Mr Aldous said there would be no redundancies: 'It sounds old-fashioned to think about the staff, but quite frankly it's true.' He said EuroDollar has already made substantial reductions in its overheads.

Lombard North Central, a National Westminster Bank company, has provided vehicle finance and working capital facilities, along with Forward Trust and UDT. Including the equity investment, Eurodollar said the buyout involved finance of pounds 192m.

Three-quarters of EuroDollar's business consists of providing short- term rentals to corporate customers.

Mr Aldous and Ian Mosley, his chief executive, have given undertakings not to enter the fleet leasing market in the next 18 months. This remains a possibility for EuroDollar in the medium term.

EuroDollar used to trade under the name Swan National.

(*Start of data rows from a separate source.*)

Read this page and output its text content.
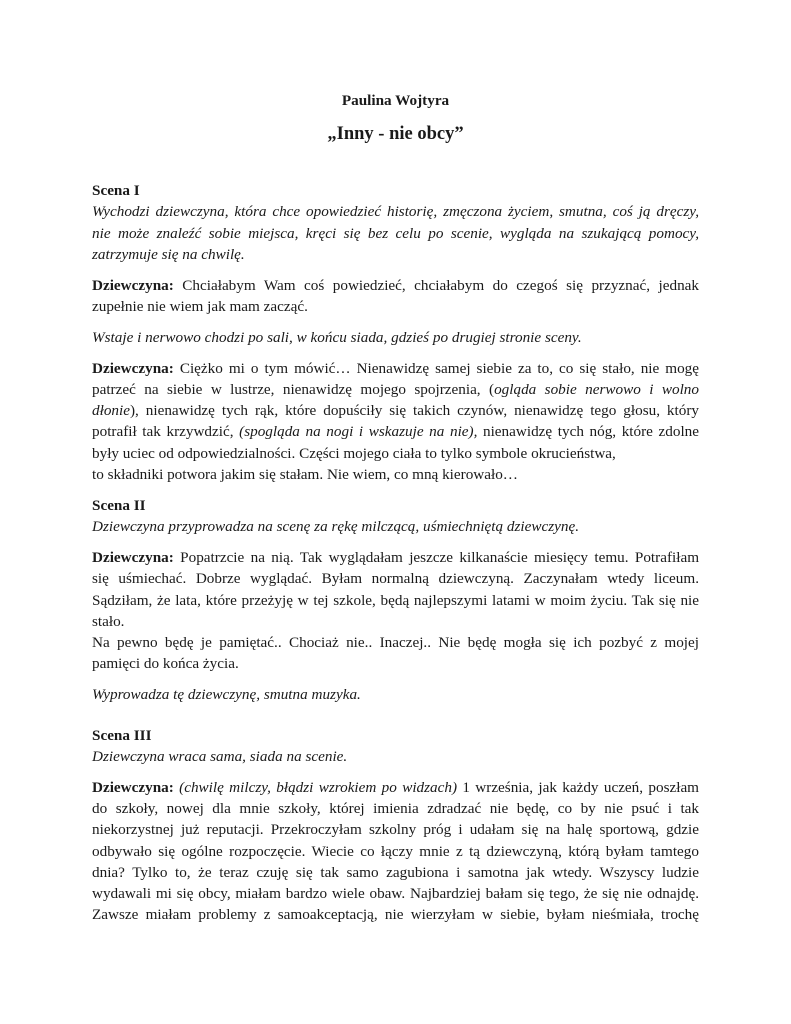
Paulina Wojtyra
„Inny - nie obcy”
Scena I
Wychodzi dziewczyna, która chce opowiedzieć historię, zmęczona życiem, smutna, coś ją dręczy,
nie może znaleźć sobie miejsca, kręci się bez celu po scenie, wygląda na szukającą pomocy,
zatrzymuje się na chwilę.
Dziewczyna: Chciałabym Wam coś powiedzieć, chciałabym do czegoś się przyznać, jednak
zupełnie nie wiem jak mam zacząć.
Wstaje i nerwowo chodzi po sali, w końcu siada, gdzieś po drugiej stronie sceny.
Dziewczyna: Ciężko mi o tym mówić… Nienawidzę samej siebie za to, co się stało, nie mogę
patrzeć na siebie w lustrze, nienawidzę mojego spojrzenia, (ogląda sobie nerwowo i wolno
dłonie), nienawidzę tych rąk, które dopuściły się takich czynów, nienawidzę tego głosu, który
potrafił tak krzywdzić, (spogląda na nogi i wskazuje na nie), nienawidzę tych nóg, które zdolne
były uciec od odpowiedzialności. Części mojego ciała to tylko symbole okrucieństwa,
to składniki potwora jakim się stałam. Nie wiem, co mną kierowało…
Scena II
Dziewczyna przyprowadza na scenę za rękę milczącą, uśmiechniętą dziewczynę.
Dziewczyna: Popatrzcie na nią. Tak wyglądałam jeszcze kilkanaście miesięcy temu. Potrafiłam
się uśmiechać. Dobrze wyglądać. Byłam normalną dziewczyną. Zaczynałam wtedy liceum.
Sądziłam, że lata, które przeżyję w tej szkole, będą najlepszymi latami w moim życiu. Tak się nie
stało.
Na pewno będę je pamiętać.. Chociaż nie.. Inaczej.. Nie będę mogła się ich pozbyć z mojej
pamięci do końca życia.
Wyprowadza tę dziewczynę, smutna muzyka.
Scena III
Dziewczyna wraca sama, siada na scenie.
Dziewczyna: (chwilę milczy, błądzi wzrokiem po widzach) 1 września, jak każdy uczeń, poszłam
do szkoły, nowej dla mnie szkoły, której imienia zdradzać nie będę, co by nie psuć i tak
niekorzystnej już reputacji. Przekroczyłam szkolny próg i udałam się na halę sportową, gdzie
odbywało się ogólne rozpoczęcie. Wiecie co łączy mnie z tą dziewczyną, którą byłam tamtego
dnia? Tylko to, że teraz czuję się tak samo zagubiona i samotna jak wtedy. Wszyscy ludzie
wydawali mi się obcy, miałam bardzo wiele obaw. Najbardziej bałam się tego, że się nie odnajdę.
Zawsze miałam problemy z samoakceptacją, nie wierzyłam w siebie, byłam nieśmiała, trochę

It changed it as part of a marketing agreement with Dollar, the fourth-largest car rental business in the US. Dollar operates in North and South America only.

Its UK business is run by John Leigh, and its finance director is Steve Westerby. Mr Clarke will also join the board.

TSB will receive cash of pounds 22m and pounds 37.9m in repayment of inter-company debt. At 31 March, EuroDollar had net assets of pounds 20.4m.

A bank spokesman said TSB was selling for strategic reasons rather than because of the price offered. The sale of Swan National had left EuroDollar 'somewhat isolated' within the group, according to Peter Ellwood, TSB's chief executive.

The sale of EuroDollar means Hill Samuel, the merchant bank, is TSB's only substantial business outside its core retail banking and insurance operations.